Countless studies have documented pervasive racial bias at every stage of the criminal justice system. The Racial Justice Act, adopted in 2020, prohibits the state from seeking or obtaining a criminal conviction or imposing a sentence based upon race, ethnicity or national origin. The act is a safeguard against racial bias directed at a defendant by a judge, juror, attorney, expert witness or law enforcement officer; racially coded language used in a trial by a judge, juror, attorney, expert witness or law enforcement officer; racial disparities in charges or convictions; and racial disparities in sentences.
The act provides that if a violation of it is demonstrated, the court must impose a remedy that may include dismissing or reducing charges or sentences or granting a new trial.
However, the act only applies to cases tried after Jan. 1, 2021. It does not provide any relief for those who were previously convicted, no matter how blatant or egregious the expression of racial bias.
A bill now pending on the state Senate floor, Assembly Bill 256, the California Racial Justice Act for All, would remedy that by applying the act retroactively according to a phased-in schedule. Simply put, AB 256 extends the protections of the Racial Justice Act to those who have been unfairly convicted or sentenced.
The Legislature and governor should enact this bill so that our state can begin to rectify past wrongs caused by racial bias in the criminal courts.

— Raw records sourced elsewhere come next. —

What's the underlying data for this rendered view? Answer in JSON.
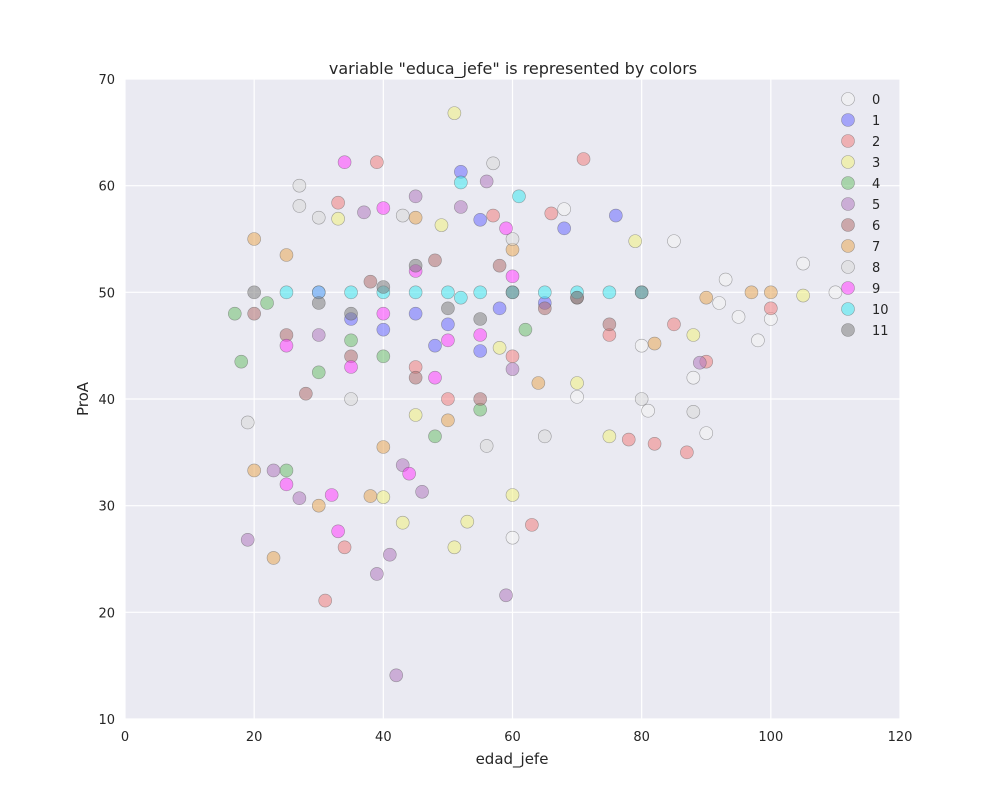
{
  "chart_data": {
    "type": "scatter",
    "title": "variable \"educa_jefe\" is represented by colors",
    "xlabel": "edad_jefe",
    "ylabel": "ProA",
    "xlim": [
      0,
      120
    ],
    "ylim": [
      10,
      70
    ],
    "xticks": [
      "0",
      "20",
      "40",
      "60",
      "80",
      "100",
      "120"
    ],
    "yticks": [
      "10",
      "20",
      "30",
      "40",
      "50",
      "60",
      "70"
    ],
    "grid": true,
    "legend_position": "top-right",
    "series": [
      {
        "name": "0",
        "color": "#f2f2f2",
        "points": [
          [
            85,
            54.8
          ],
          [
            88,
            42.0
          ],
          [
            90,
            36.8
          ],
          [
            81,
            38.9
          ],
          [
            95,
            47.7
          ],
          [
            98,
            45.5
          ],
          [
            105,
            52.7
          ],
          [
            110,
            50.0
          ],
          [
            92,
            49.0
          ],
          [
            60,
            27.0
          ],
          [
            68,
            57.8
          ],
          [
            80,
            45.0
          ],
          [
            70,
            40.2
          ],
          [
            93,
            51.2
          ],
          [
            100,
            47.5
          ]
        ]
      },
      {
        "name": "1",
        "color": "#6a6aff",
        "points": [
          [
            52,
            61.3
          ],
          [
            55,
            56.8
          ],
          [
            68,
            56.0
          ],
          [
            76,
            57.2
          ],
          [
            45,
            48.0
          ],
          [
            50,
            47.0
          ],
          [
            58,
            48.5
          ],
          [
            40,
            46.5
          ],
          [
            35,
            47.5
          ],
          [
            65,
            49.0
          ],
          [
            55,
            44.5
          ],
          [
            48,
            45.0
          ]
        ]
      },
      {
        "name": "2",
        "color": "#f08080",
        "points": [
          [
            39,
            62.2
          ],
          [
            71,
            62.5
          ],
          [
            31,
            21.1
          ],
          [
            34,
            26.1
          ],
          [
            63,
            28.2
          ],
          [
            87,
            35.0
          ],
          [
            78,
            36.2
          ],
          [
            82,
            35.8
          ],
          [
            57,
            57.2
          ],
          [
            66,
            57.4
          ],
          [
            33,
            58.4
          ],
          [
            45,
            43.0
          ],
          [
            50,
            40.0
          ],
          [
            60,
            44.0
          ],
          [
            75,
            46.0
          ],
          [
            90,
            43.5
          ],
          [
            100,
            48.5
          ],
          [
            85,
            47.0
          ]
        ]
      },
      {
        "name": "3",
        "color": "#f0f080",
        "points": [
          [
            51,
            66.8
          ],
          [
            53,
            28.5
          ],
          [
            43,
            28.4
          ],
          [
            51,
            26.1
          ],
          [
            60,
            31.0
          ],
          [
            75,
            36.5
          ],
          [
            105,
            49.7
          ],
          [
            79,
            54.8
          ],
          [
            49,
            56.3
          ],
          [
            33,
            56.9
          ],
          [
            40,
            30.8
          ],
          [
            58,
            44.8
          ],
          [
            70,
            41.5
          ],
          [
            88,
            46.0
          ],
          [
            45,
            38.5
          ]
        ]
      },
      {
        "name": "4",
        "color": "#6fbf6f",
        "points": [
          [
            25,
            33.3
          ],
          [
            17,
            48.0
          ],
          [
            22,
            49.0
          ],
          [
            30,
            42.5
          ],
          [
            48,
            36.5
          ],
          [
            55,
            39.0
          ],
          [
            62,
            46.5
          ],
          [
            40,
            44.0
          ],
          [
            18,
            43.5
          ],
          [
            35,
            45.5
          ]
        ]
      },
      {
        "name": "5",
        "color": "#b07ac0",
        "points": [
          [
            42,
            14.1
          ],
          [
            59,
            21.6
          ],
          [
            39,
            23.6
          ],
          [
            41,
            25.4
          ],
          [
            19,
            26.8
          ],
          [
            27,
            30.7
          ],
          [
            46,
            31.3
          ],
          [
            56,
            60.4
          ],
          [
            45,
            59.0
          ],
          [
            52,
            58.0
          ],
          [
            23,
            33.3
          ],
          [
            43,
            33.8
          ],
          [
            37,
            57.5
          ],
          [
            89,
            43.4
          ],
          [
            60,
            42.8
          ],
          [
            30,
            46.0
          ]
        ]
      },
      {
        "name": "6",
        "color": "#b07070",
        "points": [
          [
            20,
            48.0
          ],
          [
            25,
            46.0
          ],
          [
            35,
            44.0
          ],
          [
            45,
            42.0
          ],
          [
            55,
            40.0
          ],
          [
            65,
            48.5
          ],
          [
            75,
            47.0
          ],
          [
            48,
            53.0
          ],
          [
            38,
            51.0
          ],
          [
            58,
            52.5
          ],
          [
            70,
            49.5
          ],
          [
            28,
            40.5
          ]
        ]
      },
      {
        "name": "7",
        "color": "#e8a858",
        "points": [
          [
            23,
            25.1
          ],
          [
            30,
            30.0
          ],
          [
            20,
            33.3
          ],
          [
            38,
            30.9
          ],
          [
            40,
            35.5
          ],
          [
            20,
            55.0
          ],
          [
            25,
            53.5
          ],
          [
            45,
            57.0
          ],
          [
            60,
            54.0
          ],
          [
            97,
            50.0
          ],
          [
            100,
            50.0
          ],
          [
            90,
            49.5
          ],
          [
            82,
            45.2
          ],
          [
            64,
            41.5
          ],
          [
            50,
            38.0
          ]
        ]
      },
      {
        "name": "8",
        "color": "#d8d8d8",
        "points": [
          [
            27,
            60.0
          ],
          [
            27,
            58.1
          ],
          [
            57,
            62.1
          ],
          [
            43,
            57.2
          ],
          [
            19,
            37.8
          ],
          [
            56,
            35.6
          ],
          [
            88,
            38.8
          ],
          [
            80,
            40.0
          ],
          [
            65,
            36.5
          ],
          [
            35,
            40.0
          ],
          [
            60,
            55.0
          ],
          [
            30,
            57.0
          ]
        ]
      },
      {
        "name": "9",
        "color": "#ff40ff",
        "points": [
          [
            34,
            62.2
          ],
          [
            33,
            27.6
          ],
          [
            25,
            32.0
          ],
          [
            32,
            31.0
          ],
          [
            44,
            33.0
          ],
          [
            59,
            56.0
          ],
          [
            40,
            57.9
          ],
          [
            45,
            52.0
          ],
          [
            40,
            48.0
          ],
          [
            50,
            45.5
          ],
          [
            30,
            50.0
          ],
          [
            55,
            46.0
          ],
          [
            35,
            43.0
          ],
          [
            60,
            51.5
          ],
          [
            25,
            45.0
          ],
          [
            48,
            42.0
          ]
        ]
      },
      {
        "name": "10",
        "color": "#40e8f0",
        "points": [
          [
            61,
            59.0
          ],
          [
            52,
            60.3
          ],
          [
            25,
            50.0
          ],
          [
            30,
            50.0
          ],
          [
            35,
            50.0
          ],
          [
            40,
            50.0
          ],
          [
            45,
            50.0
          ],
          [
            50,
            50.0
          ],
          [
            55,
            50.0
          ],
          [
            60,
            50.0
          ],
          [
            65,
            50.0
          ],
          [
            70,
            50.0
          ],
          [
            75,
            50.0
          ],
          [
            80,
            50.0
          ],
          [
            52,
            49.5
          ]
        ]
      },
      {
        "name": "11",
        "color": "#808080",
        "points": [
          [
            20,
            50.0
          ],
          [
            30,
            49.0
          ],
          [
            40,
            50.5
          ],
          [
            50,
            48.5
          ],
          [
            60,
            50.0
          ],
          [
            70,
            49.5
          ],
          [
            80,
            50.0
          ],
          [
            45,
            52.5
          ],
          [
            55,
            47.5
          ],
          [
            35,
            48.0
          ]
        ]
      }
    ]
  }
}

A late amendment to the bill, however, means that more work needs to be done in the future. The Senate Appropriations Committee added a provision that there will be no remedy for racial bias in sentences given prior to 2021 if the prosecution proves “that the violation did not contribute to the judgment.” Specifically, the amendment provides that for retroactive claims based on racial bias directed at a defendant or a use of racially offensive language in court, even after the convicted person proves the racial bias, a remedy will not be imposed if the judge believes the person is guilty.
But the guilty as well as the innocent deserve trials that are not tainted by racial bias. Indeed, a guilty verdict may be tainted by racial bias. It is not acceptable to conclude that a defendant’s conviction or sentence was the product of racial bias and then accept it as valid.

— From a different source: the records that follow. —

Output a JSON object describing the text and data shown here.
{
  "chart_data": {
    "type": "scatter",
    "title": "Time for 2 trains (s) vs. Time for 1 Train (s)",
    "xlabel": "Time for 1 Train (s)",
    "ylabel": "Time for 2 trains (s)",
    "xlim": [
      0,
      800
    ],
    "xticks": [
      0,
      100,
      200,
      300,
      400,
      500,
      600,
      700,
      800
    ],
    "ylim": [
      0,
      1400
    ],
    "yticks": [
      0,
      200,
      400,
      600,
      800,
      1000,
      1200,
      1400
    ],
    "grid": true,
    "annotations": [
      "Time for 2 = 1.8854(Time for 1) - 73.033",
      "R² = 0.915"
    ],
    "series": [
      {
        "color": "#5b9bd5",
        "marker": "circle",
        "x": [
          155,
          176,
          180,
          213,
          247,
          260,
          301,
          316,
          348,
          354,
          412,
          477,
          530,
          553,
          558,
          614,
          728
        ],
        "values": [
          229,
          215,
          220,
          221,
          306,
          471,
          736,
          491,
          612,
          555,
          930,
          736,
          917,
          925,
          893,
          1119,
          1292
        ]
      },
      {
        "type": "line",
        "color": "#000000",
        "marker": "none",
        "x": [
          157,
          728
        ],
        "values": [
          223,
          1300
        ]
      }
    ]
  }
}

The legal standard here is what lawyers call “harmless error.” Indeed, the original amendment used that phrase, leading critics to respond that racism is never harmless. That language was changed, but the legal effects will likely be the same. Experience in federal court shows that it’s easy for a judge to claim “harmless error” and provide no relief.

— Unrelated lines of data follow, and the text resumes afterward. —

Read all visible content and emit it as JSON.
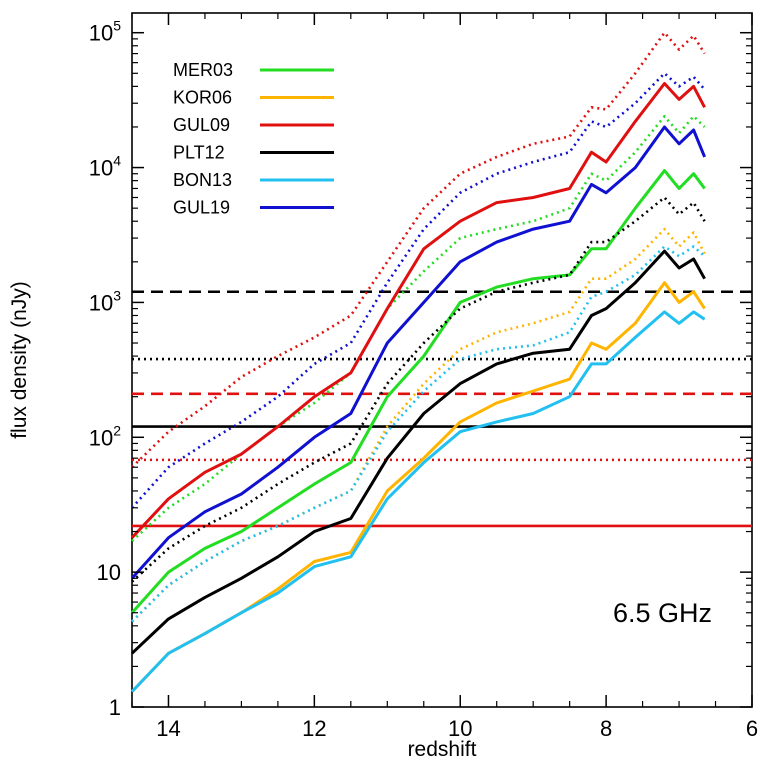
{
  "chart_data": {
    "type": "line",
    "xlabel": "redshift",
    "ylabel": "flux density (nJy)",
    "annotation": "6.5 GHz",
    "xlim": [
      14.5,
      6
    ],
    "ylim": [
      1,
      140000
    ],
    "yscale": "log",
    "x_ticks": [
      14,
      12,
      10,
      8,
      6
    ],
    "x_tick_labels": [
      "14",
      "12",
      "10",
      "8",
      "6"
    ],
    "y_ticks": [
      1,
      10,
      100,
      1000,
      10000,
      100000
    ],
    "legend_placement": "top-left",
    "colors": {
      "MER03": "#22dd22",
      "KOR06": "#ffb400",
      "GUL09": "#e01010",
      "PLT12": "#000000",
      "BON13": "#22c0f0",
      "GUL19": "#1010d0"
    },
    "x": [
      14.5,
      14.0,
      13.5,
      13.0,
      12.5,
      12.0,
      11.5,
      11.0,
      10.5,
      10.0,
      9.5,
      9.0,
      8.5,
      8.2,
      8.0,
      7.6,
      7.2,
      7.0,
      6.8,
      6.65
    ],
    "series": [
      {
        "name": "MER03",
        "style": "solid",
        "values": [
          5,
          10,
          15,
          20,
          30,
          45,
          65,
          200,
          400,
          1000,
          1300,
          1500,
          1600,
          2500,
          2500,
          5000,
          9500,
          7000,
          9000,
          7000
        ]
      },
      {
        "name": "MER03",
        "style": "dotted",
        "legend": false,
        "values": [
          17,
          30,
          45,
          75,
          120,
          180,
          300,
          900,
          1700,
          3000,
          3500,
          4000,
          5000,
          9000,
          8000,
          13000,
          24000,
          18000,
          24000,
          20000
        ]
      },
      {
        "name": "KOR06",
        "style": "solid",
        "values": [
          1.3,
          2.5,
          3.5,
          5,
          7.5,
          12,
          14,
          40,
          70,
          130,
          180,
          220,
          270,
          500,
          450,
          700,
          1400,
          1000,
          1200,
          900
        ]
      },
      {
        "name": "KOR06",
        "style": "dotted",
        "legend": false,
        "values": [
          4.3,
          8,
          12,
          17,
          22,
          30,
          40,
          120,
          250,
          450,
          600,
          700,
          850,
          1500,
          1500,
          2100,
          3500,
          2600,
          3300,
          2300
        ]
      },
      {
        "name": "GUL09",
        "style": "solid",
        "values": [
          18,
          35,
          55,
          75,
          120,
          200,
          300,
          900,
          2500,
          4000,
          5500,
          6000,
          7000,
          13000,
          11000,
          22000,
          42000,
          32000,
          40000,
          28000
        ]
      },
      {
        "name": "GUL09",
        "style": "dotted",
        "legend": false,
        "values": [
          60,
          110,
          170,
          280,
          400,
          550,
          800,
          2000,
          5000,
          9000,
          12000,
          15000,
          17000,
          28000,
          27000,
          50000,
          100000,
          75000,
          95000,
          70000
        ]
      },
      {
        "name": "PLT12",
        "style": "solid",
        "values": [
          2.5,
          4.5,
          6.5,
          9,
          13,
          20,
          25,
          70,
          150,
          250,
          350,
          420,
          450,
          800,
          900,
          1400,
          2400,
          1800,
          2100,
          1500
        ]
      },
      {
        "name": "PLT12",
        "style": "dotted",
        "legend": false,
        "values": [
          8.5,
          15,
          22,
          30,
          45,
          65,
          90,
          250,
          500,
          900,
          1200,
          1400,
          1600,
          2800,
          2800,
          4000,
          6000,
          4500,
          5500,
          4000
        ]
      },
      {
        "name": "BON13",
        "style": "solid",
        "values": [
          1.3,
          2.5,
          3.5,
          5,
          7,
          11,
          13,
          35,
          65,
          110,
          130,
          150,
          200,
          350,
          350,
          550,
          850,
          700,
          850,
          750
        ]
      },
      {
        "name": "BON13",
        "style": "dotted",
        "legend": false,
        "values": [
          4.3,
          8,
          12,
          17,
          22,
          30,
          40,
          110,
          220,
          380,
          450,
          480,
          600,
          1100,
          1200,
          1600,
          2600,
          2200,
          2600,
          2200
        ]
      },
      {
        "name": "GUL19",
        "style": "solid",
        "values": [
          9,
          18,
          28,
          38,
          60,
          100,
          150,
          500,
          1000,
          2000,
          2800,
          3500,
          4000,
          7500,
          6500,
          10000,
          20000,
          15000,
          19000,
          12000
        ]
      },
      {
        "name": "GUL19",
        "style": "dotted",
        "legend": false,
        "values": [
          30,
          60,
          90,
          130,
          200,
          350,
          500,
          1400,
          3500,
          6500,
          9000,
          11000,
          13000,
          22000,
          20000,
          30000,
          50000,
          40000,
          47000,
          38000
        ]
      }
    ],
    "reference_lines": [
      {
        "y": 1200,
        "color": "#000000",
        "style": "dashed"
      },
      {
        "y": 380,
        "color": "#000000",
        "style": "dotted"
      },
      {
        "y": 210,
        "color": "#e01010",
        "style": "dashed"
      },
      {
        "y": 120,
        "color": "#000000",
        "style": "solid"
      },
      {
        "y": 68,
        "color": "#e01010",
        "style": "dotted"
      },
      {
        "y": 22,
        "color": "#e01010",
        "style": "solid"
      }
    ]
  }
}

Ironically, implicit biases may influence conclusions made by judges with the best of intentions. The U.S. Supreme Court has rejected the “harmless error” doctrine for some constitutional violations, such as when there is racial bias in jury selection.
In Buck v. Davis, in 2017, Chief Justice John Roberts wrote: “Some toxins can be deadly in small doses. … Discrimination on the basis of race, odious in all aspects, is especially pernicious in the administration of justice. Relying on race to impose a criminal sanction poisons public confidence in the judicial process. It thus injures not just the defendant, but the law as an institution, the community at large and the democratic ideal reflected in the processes of our courts.”
The harmless error doctrine has never been placed in a California statute, and it should not be now, even under another name. The Racial Justice for All Act should be passed without the amendment.